Les chambres en revanche laissent à désirer : les matelas de la chambre New York ont presque autant de puces que ceux de la chambre russe, mais le lit de cette dernière n’a pas de sommier. L’absence d’alternative nous contraint à passer une nuit écourtée dans cette tanière, avant la longue étape du lendemain, pile sur la ligne de front.

L’usine d’Avdiivka, une fabrique de houille, se trouve en zone rouge. C’est-à-dire qu’il y tombe fréquemment des obus. Le rendez-vous pris avec le directeur de l’usine nous permet de passer le dernier poste de contrôle, deux soldats nous accompagnent jusqu’au portail. Peut-être ont-ils peur que nous en profitions pour visiter le champ de bataille. Le bruit sourd des bombardements nous parvient du lointain, personne ne semble y prêter la moindre attention. Un contremaître élude la question en rigolant. Les explosions qui semblent se rapprocher sont de la roupie de sansonnet en rapport de ce qu’ils ont traversé les jours précédents.

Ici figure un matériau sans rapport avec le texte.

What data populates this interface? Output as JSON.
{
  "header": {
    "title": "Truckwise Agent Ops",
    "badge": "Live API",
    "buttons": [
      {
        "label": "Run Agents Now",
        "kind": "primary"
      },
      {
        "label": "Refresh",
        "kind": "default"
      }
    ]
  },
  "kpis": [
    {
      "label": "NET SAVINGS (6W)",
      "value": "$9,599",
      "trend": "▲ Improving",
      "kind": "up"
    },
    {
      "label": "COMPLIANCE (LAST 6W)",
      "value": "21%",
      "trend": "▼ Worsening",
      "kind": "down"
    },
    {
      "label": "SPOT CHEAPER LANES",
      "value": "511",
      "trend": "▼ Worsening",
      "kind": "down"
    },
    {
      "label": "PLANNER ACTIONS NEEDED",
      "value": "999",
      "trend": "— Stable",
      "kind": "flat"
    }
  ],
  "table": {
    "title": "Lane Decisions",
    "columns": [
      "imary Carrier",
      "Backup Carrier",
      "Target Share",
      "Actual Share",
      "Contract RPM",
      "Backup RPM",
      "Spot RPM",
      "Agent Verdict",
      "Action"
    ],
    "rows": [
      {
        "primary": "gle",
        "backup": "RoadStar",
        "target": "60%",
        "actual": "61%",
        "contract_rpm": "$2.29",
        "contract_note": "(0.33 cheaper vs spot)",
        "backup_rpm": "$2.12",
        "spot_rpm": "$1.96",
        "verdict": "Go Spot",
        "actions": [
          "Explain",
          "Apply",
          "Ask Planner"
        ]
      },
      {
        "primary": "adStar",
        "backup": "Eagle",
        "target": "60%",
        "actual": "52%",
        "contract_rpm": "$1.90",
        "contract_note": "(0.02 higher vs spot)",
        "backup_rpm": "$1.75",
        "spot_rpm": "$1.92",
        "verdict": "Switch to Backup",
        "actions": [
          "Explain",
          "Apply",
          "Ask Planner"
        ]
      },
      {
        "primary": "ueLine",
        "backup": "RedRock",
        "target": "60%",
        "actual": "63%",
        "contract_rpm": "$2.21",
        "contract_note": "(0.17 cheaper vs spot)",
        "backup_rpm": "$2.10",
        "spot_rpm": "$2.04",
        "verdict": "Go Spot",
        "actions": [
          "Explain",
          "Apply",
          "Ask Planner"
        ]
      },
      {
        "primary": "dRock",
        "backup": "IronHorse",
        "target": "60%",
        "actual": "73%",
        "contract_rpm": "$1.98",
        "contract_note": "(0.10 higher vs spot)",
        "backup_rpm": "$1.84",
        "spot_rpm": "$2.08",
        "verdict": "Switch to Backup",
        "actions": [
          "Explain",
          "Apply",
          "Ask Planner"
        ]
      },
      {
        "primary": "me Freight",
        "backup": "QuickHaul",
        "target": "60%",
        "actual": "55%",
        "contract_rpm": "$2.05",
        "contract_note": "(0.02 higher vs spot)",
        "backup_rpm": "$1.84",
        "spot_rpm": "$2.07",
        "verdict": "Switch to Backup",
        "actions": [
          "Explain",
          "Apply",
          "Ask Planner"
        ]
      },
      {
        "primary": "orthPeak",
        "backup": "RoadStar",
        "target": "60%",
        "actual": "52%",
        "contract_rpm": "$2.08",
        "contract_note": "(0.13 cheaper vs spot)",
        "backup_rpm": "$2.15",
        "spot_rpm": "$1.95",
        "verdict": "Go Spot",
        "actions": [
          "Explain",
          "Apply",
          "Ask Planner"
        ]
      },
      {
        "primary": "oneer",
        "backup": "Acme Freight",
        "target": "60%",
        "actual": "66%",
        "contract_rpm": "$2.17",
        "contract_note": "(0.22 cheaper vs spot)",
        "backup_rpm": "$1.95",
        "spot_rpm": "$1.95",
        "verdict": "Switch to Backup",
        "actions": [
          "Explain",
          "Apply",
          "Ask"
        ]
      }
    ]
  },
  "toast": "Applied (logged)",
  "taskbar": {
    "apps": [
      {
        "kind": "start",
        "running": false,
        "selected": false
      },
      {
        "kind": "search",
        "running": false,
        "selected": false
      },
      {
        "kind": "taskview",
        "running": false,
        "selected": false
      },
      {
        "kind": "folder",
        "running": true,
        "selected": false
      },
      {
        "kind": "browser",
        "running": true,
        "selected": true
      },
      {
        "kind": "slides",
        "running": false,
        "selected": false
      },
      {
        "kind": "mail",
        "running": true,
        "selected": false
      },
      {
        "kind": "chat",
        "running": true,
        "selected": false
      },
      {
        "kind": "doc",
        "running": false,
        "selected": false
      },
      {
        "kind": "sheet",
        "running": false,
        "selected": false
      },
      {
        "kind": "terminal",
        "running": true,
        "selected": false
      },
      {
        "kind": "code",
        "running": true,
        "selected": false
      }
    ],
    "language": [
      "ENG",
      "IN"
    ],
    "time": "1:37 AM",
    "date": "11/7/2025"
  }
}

Mais les détonations se rapprochent, se rapprochent, et les vitres se mettent à trembler. Nous sommes en pleine interview lorsque la secrétaire du directeur fait irruption paniquée: aux abris! Tout semble mort au septième étage, les employés sont à la cave, sauf dans un bureau où le personnel presque exclusivement féminin continue son travail, imperturbable. Alentours, à travers les immenses baies vitrées, des cônes de fumée blanche s’élèvent en rase campagne.